Baden-Württemberg

Flughafen-Parkhaus als Testfeld für autonomes Parken

Automatisiertes Parken
Eine Mercedes-Benz S-Klasse steht während einer Pressevorführung in einem Parkhaus am Stuttgarter Flughafen an einem Drop-off Platz für Fahrzeuge, die automatisiert parken können.

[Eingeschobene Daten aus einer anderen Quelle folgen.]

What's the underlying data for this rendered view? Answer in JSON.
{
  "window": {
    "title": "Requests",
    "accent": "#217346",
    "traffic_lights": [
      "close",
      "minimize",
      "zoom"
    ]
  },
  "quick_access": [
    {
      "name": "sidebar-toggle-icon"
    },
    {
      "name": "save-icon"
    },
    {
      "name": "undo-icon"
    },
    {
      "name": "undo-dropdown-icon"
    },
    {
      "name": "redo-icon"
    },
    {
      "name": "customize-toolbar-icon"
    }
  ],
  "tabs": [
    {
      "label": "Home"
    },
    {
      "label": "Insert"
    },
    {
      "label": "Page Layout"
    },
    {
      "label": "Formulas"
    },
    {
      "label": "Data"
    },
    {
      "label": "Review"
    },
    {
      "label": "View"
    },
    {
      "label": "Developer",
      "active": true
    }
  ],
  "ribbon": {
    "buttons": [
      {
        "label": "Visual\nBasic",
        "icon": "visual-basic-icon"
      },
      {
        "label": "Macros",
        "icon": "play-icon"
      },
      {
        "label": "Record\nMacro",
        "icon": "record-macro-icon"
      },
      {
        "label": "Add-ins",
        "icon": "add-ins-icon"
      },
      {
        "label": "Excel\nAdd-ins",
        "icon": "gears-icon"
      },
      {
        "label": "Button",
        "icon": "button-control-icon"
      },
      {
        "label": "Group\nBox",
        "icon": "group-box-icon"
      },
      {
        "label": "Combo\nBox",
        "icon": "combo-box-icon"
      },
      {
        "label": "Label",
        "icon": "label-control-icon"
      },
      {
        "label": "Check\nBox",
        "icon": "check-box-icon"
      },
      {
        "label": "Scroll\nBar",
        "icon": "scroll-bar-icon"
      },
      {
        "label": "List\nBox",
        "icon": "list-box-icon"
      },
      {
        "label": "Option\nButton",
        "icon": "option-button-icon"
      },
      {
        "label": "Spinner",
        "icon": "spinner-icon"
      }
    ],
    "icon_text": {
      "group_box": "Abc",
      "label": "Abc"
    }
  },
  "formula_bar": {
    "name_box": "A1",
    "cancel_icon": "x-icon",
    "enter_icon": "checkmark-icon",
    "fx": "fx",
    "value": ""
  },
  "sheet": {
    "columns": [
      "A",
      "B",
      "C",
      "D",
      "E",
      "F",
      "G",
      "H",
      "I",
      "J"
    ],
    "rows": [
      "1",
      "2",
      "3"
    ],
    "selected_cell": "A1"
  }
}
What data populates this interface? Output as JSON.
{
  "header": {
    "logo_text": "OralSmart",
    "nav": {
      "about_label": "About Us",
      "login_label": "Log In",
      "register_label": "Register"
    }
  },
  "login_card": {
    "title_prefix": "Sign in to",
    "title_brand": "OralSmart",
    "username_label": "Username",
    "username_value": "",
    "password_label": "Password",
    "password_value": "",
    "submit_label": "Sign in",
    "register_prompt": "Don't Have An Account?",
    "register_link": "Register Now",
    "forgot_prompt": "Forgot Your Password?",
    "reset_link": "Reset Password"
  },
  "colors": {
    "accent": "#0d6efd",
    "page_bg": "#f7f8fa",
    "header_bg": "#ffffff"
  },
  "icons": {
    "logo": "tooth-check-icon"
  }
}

Foto: Marijan Murat/dpa © Marijan Murat

Stuttgart (dpa) - Hochmoderne Autos sollen am Stuttgarter Flughafen bald ohne menschliche Überwachung vollautomatisiert durch ein Parkhaus bis zum Stellplatz rollen können. Entsprechende Pläne stellten der Technologiekonzern Bosch, der Autobauer Daimler und der Parkhausbetreiber Apcoa am Montag in Stuttgart vor. Ein Mensch im Auto oder in der Nähe des Fahrzeugs sei dank technischer Fortschritte dort künftig nicht mehr für Parkmanöver von entsprechend modern ausgerüsteten Autos nötig. Stattdessen sollen die Fahrzeuge in der Lage sein, komplett autonom durch das extra mit Kameras ausgerüstete Parkhaus am Airport zu navigieren - womöglich über mehrere Parkhausebenen hinweg und sogar bei Gegenverkehr.

Damit das «Automated Valet Parking» im Alltag Anwendung finden kann, braucht es aber noch eine Behördengenehmigung. Eine Bosch-Sprecherin nannte auf Anfrage keinen Zeitpunkt, bis wann damit zu rechnen sei.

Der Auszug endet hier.